Gegen diese Entscheidung erhob ich für meine Mandantin schließlich das Rechtsmittel der außerordentlichen Revision, infolge welcher der VwGH dem EuGH mit Beschluss vom 14.09.2022 (EU 2022/0017-1 bzw. Ra 2022/20/0028) zwei Fragen zur Vorabentscheidung vorlegte.

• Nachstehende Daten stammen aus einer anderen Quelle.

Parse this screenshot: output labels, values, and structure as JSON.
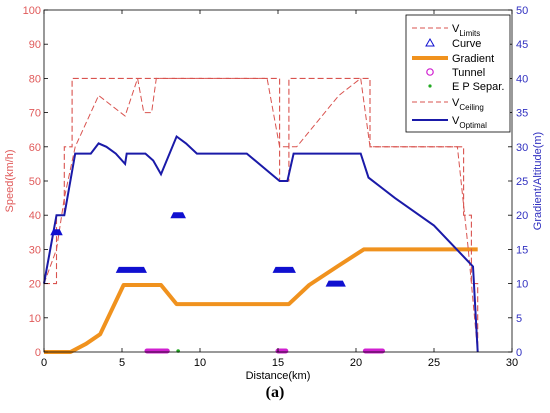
{
  "caption": "(a)",
  "chart_data": {
    "type": "line",
    "xlabel": "Distance(km)",
    "ylabel_left": "Speed(km/h)",
    "ylabel_right": "Gradient/Altitude(m)",
    "xlim": [
      0,
      30
    ],
    "ylim_left": [
      0,
      100
    ],
    "ylim_right": [
      0,
      50
    ],
    "xticks": [
      0,
      5,
      10,
      15,
      20,
      25,
      30
    ],
    "yticks_left": [
      0,
      10,
      20,
      30,
      40,
      50,
      60,
      70,
      80,
      90,
      100
    ],
    "yticks_right": [
      0,
      5,
      10,
      15,
      20,
      25,
      30,
      35,
      40,
      45,
      50
    ],
    "grid": false,
    "legend_position": "top-right",
    "colors": {
      "left_axis": "#e05a5a",
      "right_axis": "#3030c0",
      "limits": "#d9534f",
      "gradient": "#f0921e",
      "optimal": "#1a1aa8",
      "curve": "#1010d0",
      "tunnel": "#d020d0",
      "ep": "#22aa22"
    },
    "legend": [
      {
        "key": "V",
        "sub": "Limits",
        "style": "dashed-red"
      },
      {
        "key": "Curve",
        "sub": "",
        "style": "blue-triangle"
      },
      {
        "key": "Gradient",
        "sub": "",
        "style": "orange-line"
      },
      {
        "key": "Tunnel",
        "sub": "",
        "style": "magenta-circle"
      },
      {
        "key": "E P Separ.",
        "sub": "",
        "style": "green-dot"
      },
      {
        "key": "V",
        "sub": "Ceiling",
        "style": "dashed-red-thin"
      },
      {
        "key": "V",
        "sub": "Optimal",
        "style": "blue-line"
      }
    ],
    "series": [
      {
        "name": "V_Limits",
        "axis": "left",
        "x": [
          0,
          0.8,
          0.8,
          1.3,
          1.3,
          1.8,
          1.8,
          15.1,
          15.1,
          15.7,
          15.7,
          20.9,
          20.9,
          26.9,
          26.9,
          27.4,
          27.4,
          27.8,
          27.8
        ],
        "y": [
          20,
          20,
          40,
          40,
          60,
          60,
          80,
          80,
          50,
          50,
          80,
          80,
          60,
          60,
          40,
          40,
          20,
          20,
          0
        ]
      },
      {
        "name": "V_Ceiling",
        "axis": "left",
        "x": [
          0,
          0.8,
          1.3,
          2.0,
          3.5,
          5.2,
          6.0,
          6.4,
          6.9,
          7.2,
          14.3,
          15.1,
          15.7,
          16.2,
          18.9,
          20.3,
          20.9,
          26.5,
          27.2,
          27.8
        ],
        "y": [
          20,
          30,
          45,
          60,
          75,
          69,
          80,
          70,
          70,
          80,
          80,
          60,
          60,
          60,
          75,
          80,
          60,
          60,
          30,
          0
        ]
      },
      {
        "name": "V_Optimal",
        "axis": "left",
        "x": [
          0,
          0.8,
          1.3,
          2.0,
          3.0,
          3.5,
          4.0,
          4.6,
          5.2,
          5.3,
          6.5,
          7.0,
          7.5,
          8.5,
          9.1,
          9.8,
          10.2,
          13.0,
          15.1,
          15.6,
          16.0,
          20.3,
          20.8,
          22.5,
          25.0,
          27.5,
          27.8
        ],
        "y": [
          20,
          40,
          40,
          58,
          58,
          61,
          60,
          58,
          55,
          58,
          58,
          56,
          52,
          63,
          61,
          58,
          58,
          58,
          50,
          50,
          58,
          58,
          51,
          45,
          37,
          25,
          0
        ]
      },
      {
        "name": "Gradient",
        "axis": "right",
        "x": [
          0,
          1.7,
          2.7,
          3.6,
          5.1,
          7.5,
          8.5,
          15.7,
          17.0,
          18.8,
          20.5,
          27.8
        ],
        "y": [
          0,
          0,
          1.2,
          2.6,
          9.8,
          9.8,
          7.0,
          7.0,
          9.8,
          12.5,
          15,
          15
        ]
      }
    ],
    "curves": [
      {
        "x": 0.8,
        "width": 0.8,
        "y": 17.5
      },
      {
        "x": 5.6,
        "width": 2.0,
        "y": 12.0
      },
      {
        "x": 8.6,
        "width": 1.0,
        "y": 20.0
      },
      {
        "x": 15.4,
        "width": 1.5,
        "y": 12.0
      },
      {
        "x": 18.7,
        "width": 1.3,
        "y": 10.0
      }
    ],
    "tunnels": [
      {
        "x0": 6.6,
        "x1": 7.9
      },
      {
        "x0": 15.0,
        "x1": 15.5
      },
      {
        "x0": 20.6,
        "x1": 21.7
      }
    ],
    "ep_separations": [
      8.6
    ]
  }
}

Diese Fragen beantwortete der EuGH mit Urteil vom 04.10.2024 in den Rechtssachen C-608/22 und C-608/22 dahingehend, dass einerseits unter den Begriff „Verfolgungshandlung“ eine Kumulierung von frauendiskriminierenden Maßnahmen wie die oben beschriebenen falle und andererseits die zuständige nationale Behörde in diesem Zusammenhang nicht verpflichtet sei, bei der Prüfung eines Antrags andere persönliche Umstände als das Geschlecht und die Staatsangehörigkeit zu berücksichtigen. Dabei nahm der EuGH u.a. auch auf eine Erklärung des UNHCR Bezug, wonach bei afghanischen Frauen und Mädchen wegen der von den Taliban allein aufgrund ihres Geschlechts gegen sie begangenen Verfolgungshandlungen die Vermutung einer Zuerkennung der Flüchtlingseigenschaft bestehe. „Unter diesen Umständen“, so der EuGH, „können die zuständigen nationalen Behörden bei Anträgen auf internationalen Schutz, die von Frauen, die Staatsangehörige von Afghanistan sind, gestellt werden, davon ausgehen, dass es derzeit nicht erforderlich ist, bei der individuellen Prüfung der Situation einer Antragstellerin auf internationalen Schutz festzustellen, dass diese bei einer Rückkehr in ihr Herkunftsland tatsächlich und spezifisch Verfolgungshandlungen zu erleiden droht, sofern die Umstände hinsichtlich ihrer individuellen Lage wie ihre Staatsangehörigkeit oder ihr Geschlecht erwiesen sind.“
Infolge dieses Urteils hob der VwGH nun die für meine Mandantin bekämpfte Entscheidung des BVwG mit Erkenntnis vom 23.10.2024, zugestellt am 05.11.2021, wegen Rechtswidrigkeit auf:
„Es ist nun entsprechend der Ausführungen des EuGH im Urteil vom 4. Oktober 2024, C-608/22 und C-609/22, im Fall einer Situation, wie sie in der oben wiedergegebenen Vorlagefrage 1. (sowie im Spruchpunkt 1. des Urteilstenors) geschildert wird, bereits deshalb von Verfolgungshandlungen gegen afghanische Frauen auszugehen, weil diese Maßnahmen aufgrund ihrer kumulativen Wirkung und ihrer bewussten und systematischen Anwendung dazu führen, dass afghanischen Frauen in flagranter Weise hartnäckig aus Gründen ihres Geschlechts die mit der Menschenwürde verbundenen Grundrechte vorenthalten werden, und diese Maßnahmen von der Etablierung einer gesellschaftlichen Organisation zeugen, die auf einem System der Ausgrenzung und Unterdrückung beruht, in dem Frauen aus der Zivilgesellschaft ausgeschlossen werden und ihnen das Recht auf ein menschenwürdiges Alltagsleben in Afghanistan verwehrt wird.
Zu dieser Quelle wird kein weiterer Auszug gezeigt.